Daniel Behan has been teaching history at the middle school level for nearly twenty years, and at the college level for about ten.
Even when he isn't in the classroom at Elijah Parish Lovejoy Middle School in Rochester, New York, where he works full time, Daniel Behan is apt to be teaching somewhere. He teaches history at a local community college two nights a week during the summer. But more important, he says, he volunteers many hours of his time every year with Turn the Page, a childhood literacy program.
Childhood literacy is an important issue, says Daniel Behan. "Introducing book in the home is the single most important factor in influencing a child's early educational success. I always urge parents to expose their kids to book: to the classics, like Goodnight Moon, even though it doesn't have any text. And to Dr. Seuss. And so much more. It can make all the difference."
It can make all the difference, he says, because studies show that two-thirds of students who are unable to read proficiently by the fourth grade, end up either in jail or on welfare. "That is a bedrock fact, and if that isn't enough to motivate parents into getting their kids plenty of books, then I don't know what could be."

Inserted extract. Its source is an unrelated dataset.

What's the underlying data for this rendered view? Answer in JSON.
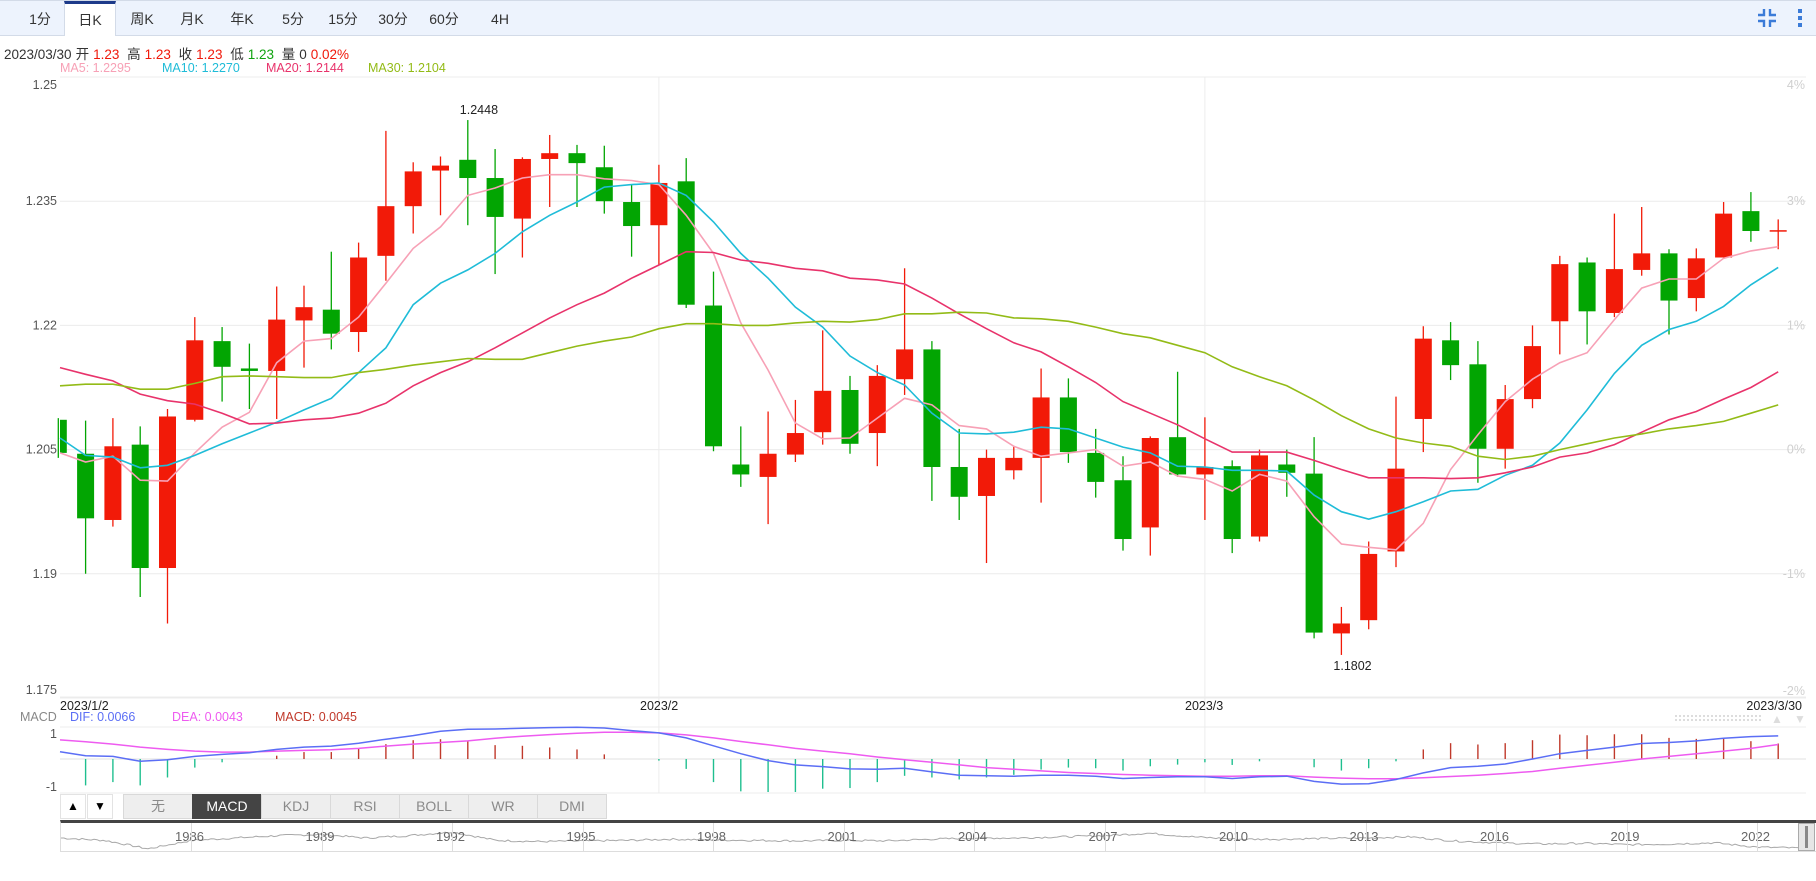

Daniel Behan knows that even with a lot of books around, some kids are going to be slower at picking up reading than are others. And that is where Turn the Page comes in. "We identify those kids who are struggling, and give them the help that they need," he says. "Everyone has a different learning style, and it frightens me to think how many of these kids who don't read as quickly as others end up feeling stigmatized, and thinking they aren't as smart as others. Nothing could be further from the truth, and I try to emphasize that. And to get them to read. And to turn the page."